While in London, Macron also threw Turkey’s “working with terrorists” accusation leveled at the United States and the French back at Ankara. "When I look at Turkey, they are fighting against those who fought with us shoulder to shoulder against [the Islamic State] and sometimes they work with [Islamic State] proxies," he added.
The London summit turned out in the end to be a source of political embarrassment for Erdogan and his government domestically.
Aware of this, Foreign Minister Mevlut Cavusoglu is arguing that the game is not over by far. He said Turkey is still poised to prevent the final publication of NATO’s Baltic defense plan until the alliance agrees to list the YPG as a terrorist organization.
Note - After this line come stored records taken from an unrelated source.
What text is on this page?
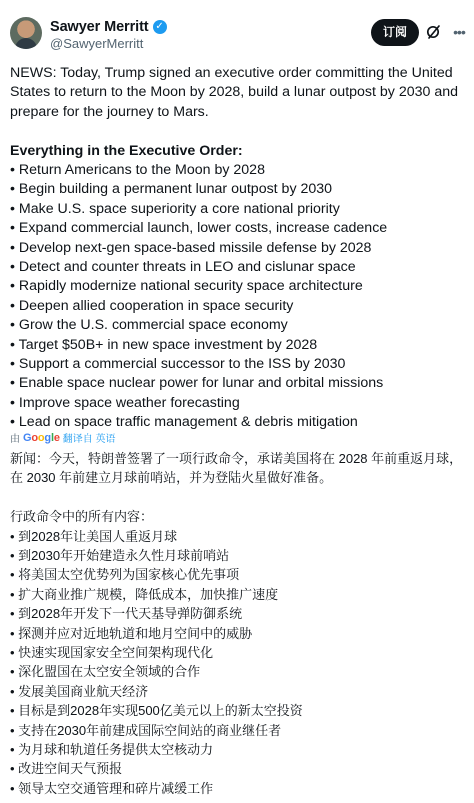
Sawyer Merritt ✓
@SawyerMerritt
订阅	•••

NEWS: Today, Trump signed an executive order committing the United States to return to the Moon by 2028, build a lunar outpost by 2030 and prepare for the journey to Mars.

Everything in the Executive Order:
• Return Americans to the Moon by 2028
• Begin building a permanent lunar outpost by 2030
• Make U.S. space superiority a core national priority
• Expand commercial launch, lower costs, increase cadence
• Develop next-gen space-based missile defense by 2028
• Detect and counter threats in LEO and cislunar space
• Rapidly modernize national security space architecture
• Deepen allied cooperation in space security
• Grow the U.S. commercial space economy
• Target $50B+ in new space investment by 2028
• Support a commercial successor to the ISS by 2030
• Enable space nuclear power for lunar and orbital missions
• Improve space weather forecasting
• Lead on space traffic management & debris mitigation
由 Google 翻译自 英语

新闻：今天，特朗普签署了一项行政命令，承诺美国将在 2028 年前重返月球，在 2030 年前建立月球前哨站，并为登陆火星做好准备。

行政命令中的所有内容：
• 到2028年让美国人重返月球
• 到2030年开始建造永久性月球前哨站
• 将美国太空优势列为国家核心优先事项
• 扩大商业推广规模，降低成本，加快推广速度
• 到2028年开发下一代天基导弹防御系统
• 探测并应对近地轨道和地月空间中的威胁
• 快速实现国家安全空间架构现代化
• 深化盟国在太空安全领域的合作
• 发展美国商业航天经济
• 目标是到2028年实现500亿美元以上的新太空投资
• 支持在2030年前建成国际空间站的商业继任者
• 为月球和轨道任务提供太空核动力
• 改进空间天气预报
• 领导太空交通管理和碎片减缓工作
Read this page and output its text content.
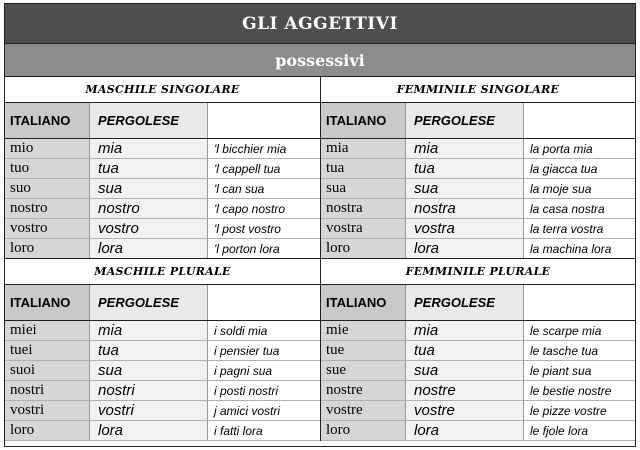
GLI AGGETTIVI
possessivi
MASCHILE SINGOLARE
ITALIANO PERGOLESE
mio	mia	'l bicchier mia
tuo	tua	'l cappell tua
suo	sua	'l can sua
nostro	nostro	'l capo nostro
vostro	vostro	'l post vostro
loro	lora	'l porton lora
FEMMINILE SINGOLARE
ITALIANO PERGOLESE
mia	mia	la porta mia
tua	tua	la giacca tua
sua	sua	la moje sua
nostra	nostra	la casa nostra
vostra	vostra	la terra vostra
loro	lora	la machina lora
MASCHILE PLURALE
ITALIANO PERGOLESE
miei	mia	i soldi mia
tuei	tua	i pensier tua
suoi	sua	i pagni sua
nostri	nostri	i posti nostri
vostri	vostri	j amici vostri
loro	lora	i fatti lora
FEMMINILE PLURALE
ITALIANO PERGOLESE
mie	mia	le scarpe mia
tue	tua	le tasche tua
sue	sua	le piant sua
nostre	nostre	le bestie nostre
vostre	vostre	le pizze vostre
loro	lora	le fjole lora
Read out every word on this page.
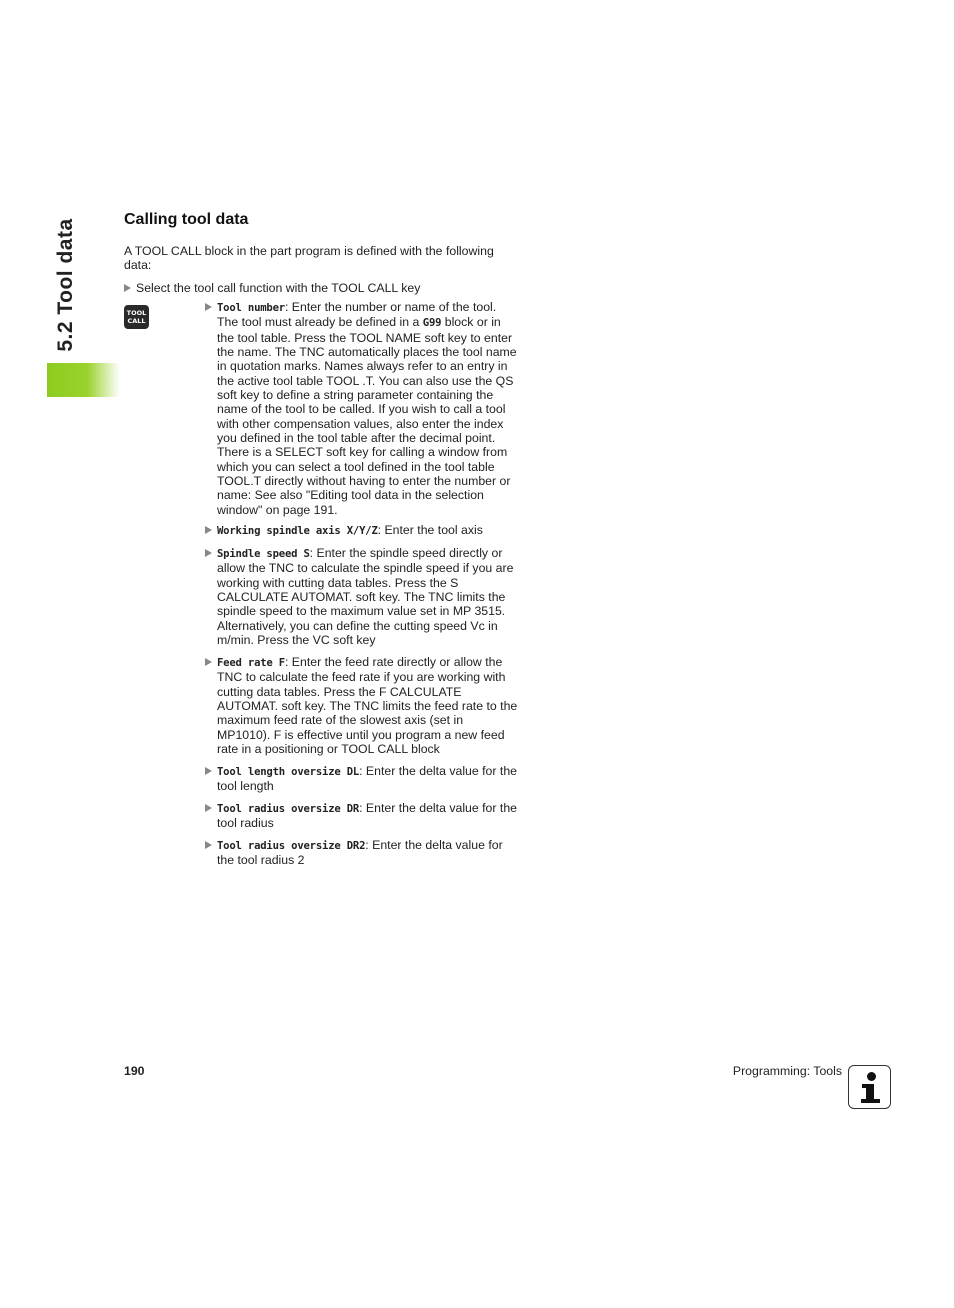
5.2 Tool data	Calling tool data
A TOOL CALL block in the part program is defined with the following data:
Select the tool call function with the TOOL CALL key
TOOL
CALL
Tool number: Enter the number or name of the tool. The tool must already be defined in a G99 block or in the tool table. Press the TOOL NAME soft key to enter the name. The TNC automatically places the tool name in quotation marks. Names always refer to an entry in the active tool table TOOL .T. You can also use the QS soft key to define a string parameter containing the name of the tool to be called. If you wish to call a tool with other compensation values, also enter the index you defined in the tool table after the decimal point. There is a SELECT soft key for calling a window from which you can select a tool defined in the tool table TOOL.T directly without having to enter the number or name: See also "Editing tool data in the selection window" on page 191.
Working spindle axis X/Y/Z: Enter the tool axis
Spindle speed S: Enter the spindle speed directly or allow the TNC to calculate the spindle speed if you are working with cutting data tables. Press the S CALCULATE AUTOMAT. soft key. The TNC limits the spindle speed to the maximum value set in MP 3515. Alternatively, you can define the cutting speed Vc in m/min. Press the VC soft key
Feed rate F: Enter the feed rate directly or allow the TNC to calculate the feed rate if you are working with cutting data tables. Press the F CALCULATE AUTOMAT. soft key. The TNC limits the feed rate to the maximum feed rate of the slowest axis (set in MP1010). F is effective until you program a new feed rate in a positioning or TOOL CALL block
Tool length oversize DL: Enter the delta value for the tool length
Tool radius oversize DR: Enter the delta value for the tool radius
Tool radius oversize DR2: Enter the delta value for the tool radius 2
190	Programming: Tools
“It is out of the question for there to be a compromise here,” Cavusoglu told reporters in Rome after the London summit.
Whatever intricacies regarding the inner workings of NATO that Cavusoglu may be pointing to here, it is not clear to the public what his statement means in view of what transpired in London.
Erdogan’s government is now caught in the uneasy position of having to convince its support base that Turkey has clout in NATO with regard to its demands, while having to cope with the realities that govern its alliance membership, which clearly forced him to climb down in London.
In the meantime, we can also expect more tensions between Ankara and its NATO allies because the issues that have caused strains in the first place — most notably the YPG issue, Turkey’s incursion into northern Syria, and the S-400 question — remain unresolved.
Still, Umar said he believes the final outcome of the London summit was good for Turkey, whose orientation has been and should remain acting with the West.
“This result prevented a further erosion of this undertaking even if ill-considered moves by the government harmed our image in NATO,” Umar said.